空き家バンクは利用者と所有者が直接やり取りをするため、不動産手数料がかからないメリットがあります。
また自治体への相談や所有者との交渉を通じて、現地暮らしのイメージを固めやすくなるでしょう。

他方、不動産会社を利用するときと異なり、自らオーナーと交渉を行わなければならない点には留意しておく必要があります。
不利な条件を鵜呑みにし契約してしまうことがないよう、事前に不動産売買に関する知識は身につけておきましょう。

※参照元>>>中能登町空き家バンク

古民家を選ぶ際のチェックポイント

最後に、実際に古民家を確認する際にチェックするべきポイントを紹介します。
住みやすさやリフォーム費用に大きく関わるので、参考にしてください。

建物が傾いていないかどうか

古民家を選ぶときは、住居が傾いていないかを確認しましょう。

住居が傾く原因は、自然災害や地盤の構造、家屋の作りなどがあります。
現在の住宅では、事前に地盤調査したうえで必要な補強を施しますが、古民家はそういった調査がされていないこともあるため、事前の確認が欠かせません。

屋根や床などの素材が傷んでいないか

古い家では、建材が傷んでいることがあります。

柱や梁にシロアリがいないかや、雨漏りの有無、屋根が歪んでいないかなどを確認しましょう。
地元のリフォーム会社に家屋の性能診断を依頼したり、可能なら下見の際に所有者に立ち会ってもらいながら、老朽化した部分を点検したりするといいでしょう。

隙間風の有無

古民家は断熱性が低いことが多いです。とくに冬は隙間風が入り、かなり寒く感じます。

リノベーションするには、隙間風が入りやすい場所を確認し、床、壁、天井に断熱材を入れる、二重窓にして熱が逃げるのを防ぐなどの方法があります。
中には、薪ストーブを取り入れて、暖をとりながら趣を演出するといった上級者もいるようです。

水まわりに問題がないか

住居の水まわりが問題なく使えるか、必ず確認しましょう。

古民家に関わらず、一般的に中古住宅を購入した方は、キッチンや浴室、トイレ、洗面所などの水まわりを補修したりリノベーションしたりする方が多いです。
さらに古民家の場合は、水道配管や家庭の汚水を浄化する浄化槽が経年劣化していることがあるので、合わせてチェックしましょう。

配管が劣化していると、漏水の原因になります。
漏水の有無を確認するには、家の水道の蛇口を締めた状態で水道メーターのパイロットがまわっているかを確認しましょう。
もし漏水が見つかったら、自治体の指定工事店に修理依頼をします。

浄化槽は、使用前に自治体への届出と保守点検が必要です。自治体の窓口に問い合わせて、必要な手続きと点検を済ませましょう。

自治体によるサポートの有無

自治体によっては、住居購入などへの助成金やサポート制度があります。

具体的な内容や金額は自治体によりますが、空き家をリフォームするための助成金や、他の町からの定住者に対する奨励金、移住を検討している方への短期間住居貸し出し(移住体験支援)などをサポートしているところが多いです。
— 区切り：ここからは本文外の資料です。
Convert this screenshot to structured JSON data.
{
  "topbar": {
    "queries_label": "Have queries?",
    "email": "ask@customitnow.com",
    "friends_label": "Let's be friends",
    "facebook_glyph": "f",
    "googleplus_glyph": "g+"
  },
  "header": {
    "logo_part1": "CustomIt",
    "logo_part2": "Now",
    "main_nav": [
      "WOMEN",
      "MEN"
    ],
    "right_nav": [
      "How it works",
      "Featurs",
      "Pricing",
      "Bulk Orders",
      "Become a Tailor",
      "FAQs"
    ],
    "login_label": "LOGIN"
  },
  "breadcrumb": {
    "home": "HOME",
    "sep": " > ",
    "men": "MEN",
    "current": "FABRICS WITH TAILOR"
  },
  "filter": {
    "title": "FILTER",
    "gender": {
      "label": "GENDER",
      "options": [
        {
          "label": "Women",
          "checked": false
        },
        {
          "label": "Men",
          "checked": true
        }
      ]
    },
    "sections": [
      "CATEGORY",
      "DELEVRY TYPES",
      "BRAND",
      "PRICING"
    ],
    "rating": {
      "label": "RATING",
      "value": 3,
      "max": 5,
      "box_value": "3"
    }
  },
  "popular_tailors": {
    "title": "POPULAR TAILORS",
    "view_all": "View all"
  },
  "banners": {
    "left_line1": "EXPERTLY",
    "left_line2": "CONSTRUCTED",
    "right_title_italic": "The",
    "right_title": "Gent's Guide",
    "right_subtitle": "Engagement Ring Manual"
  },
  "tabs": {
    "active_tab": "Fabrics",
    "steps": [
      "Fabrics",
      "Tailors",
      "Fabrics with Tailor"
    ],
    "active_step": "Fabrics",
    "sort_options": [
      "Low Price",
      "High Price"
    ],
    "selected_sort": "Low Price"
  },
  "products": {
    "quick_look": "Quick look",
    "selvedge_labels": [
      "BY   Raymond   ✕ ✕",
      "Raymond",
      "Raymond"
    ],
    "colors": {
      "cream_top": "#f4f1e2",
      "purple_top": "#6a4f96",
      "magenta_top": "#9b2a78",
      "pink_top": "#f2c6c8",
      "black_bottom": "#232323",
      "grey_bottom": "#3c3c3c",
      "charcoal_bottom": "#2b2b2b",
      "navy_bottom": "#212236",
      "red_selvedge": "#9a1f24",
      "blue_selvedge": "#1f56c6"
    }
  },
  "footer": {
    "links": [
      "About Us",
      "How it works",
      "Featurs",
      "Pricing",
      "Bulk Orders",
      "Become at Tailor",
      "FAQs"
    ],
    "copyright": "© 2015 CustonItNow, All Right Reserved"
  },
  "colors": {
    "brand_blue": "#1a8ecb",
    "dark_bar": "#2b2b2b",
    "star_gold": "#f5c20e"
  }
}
実際に石川県羽咋市では、空き家を活用した移住体験プログラムを移住検討者向けに提供しています。このプログラムでは、実際に最大5日間の利用期間の中で古民家暮らしを体験できるだけでなく、農業体験なども可能で、移住後の暮らしを実際に肌で感じることができるため、まず現地の生活・文化に触れてみたいと考えている方におすすめです。

・参考ページ:「羽咋市移住体験の案内

また空き家バンクを活用しようと考えている方は、自治体に問い合わせる際に、一緒に相談してみるといいでしょう。

・関連記事>>>移住支援制度とは?申請手順や注意点について解説!

入念に情報収集をしましょう

古民家暮らしを考える方は、まずはインターネットでの入念な情報収集が大切です。
また同時に、自分が移住先で何をしたいのか、できるだけ明確にしておきましょう。

実際に足を運び、自治体や地域の人々に直接相談することで、移住先での生活スタイルが具体的にイメージしやすくなります。
記事を参考に、是非自分に合った古民家暮らしを考えてみてください。